Dans quoi investir en période de récession ?

Personne ne sait si nous nous dirigeons véritablement vers une récession. Les faillites bancaires, l’inflation persistante, la hausse des taux d’intérêt et la volatilité générale des marchés boursiers ont récemment fait retentir l’alarme de la récession. Dans une enquête réalisée en avril 2023 par la National Association for Business Economics, près de la moitié des personnes interrogées ont déclaré que les États-Unis entreraient probablement en récession en 2023. Alors oui, nous ne sommes pas encore en récession, certes, mais l’économie a montré des signes avant-coureurs au cours des deux dernières années.
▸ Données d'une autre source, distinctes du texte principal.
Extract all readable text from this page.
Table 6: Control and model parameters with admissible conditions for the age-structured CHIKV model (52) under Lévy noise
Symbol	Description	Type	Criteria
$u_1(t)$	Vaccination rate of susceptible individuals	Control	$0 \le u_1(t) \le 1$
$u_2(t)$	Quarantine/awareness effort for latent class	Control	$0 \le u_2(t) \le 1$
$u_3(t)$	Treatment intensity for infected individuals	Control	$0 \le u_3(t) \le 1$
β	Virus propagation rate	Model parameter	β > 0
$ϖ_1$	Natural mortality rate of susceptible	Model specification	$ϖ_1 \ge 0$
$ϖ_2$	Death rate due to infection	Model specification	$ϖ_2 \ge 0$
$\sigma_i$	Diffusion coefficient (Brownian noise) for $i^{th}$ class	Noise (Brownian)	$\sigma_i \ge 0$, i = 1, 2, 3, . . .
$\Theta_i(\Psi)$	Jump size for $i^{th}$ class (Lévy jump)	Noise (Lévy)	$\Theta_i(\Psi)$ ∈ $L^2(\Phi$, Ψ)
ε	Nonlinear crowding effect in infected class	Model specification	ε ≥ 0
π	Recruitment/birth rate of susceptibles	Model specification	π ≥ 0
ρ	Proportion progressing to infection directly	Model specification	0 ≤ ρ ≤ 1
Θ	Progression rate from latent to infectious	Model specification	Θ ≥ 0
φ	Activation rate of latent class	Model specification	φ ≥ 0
Cela m’amène à me demander cette semaine de quelle manière devons nous envisager de modifier nos portefeuilles en cas de phase de récession. Si investir en période de récession peut effrayer, ce n’est pas forcément le cas, à condition de savoir à quoi s’attendre.

1. Par où commencer ? 

Pour choisir les placements à effectuer en période de récession, vous devez d’abord tenir compte de vos objectifs personnels. Cherchez-vous à : 

L’idéal serait de constituer un portefeuille qui intègre toutes ces stratégies, mais la mise en œuvre réussie de l’une d’entre elles pourrait avoir un impact positif significatif sur votre avenir financier.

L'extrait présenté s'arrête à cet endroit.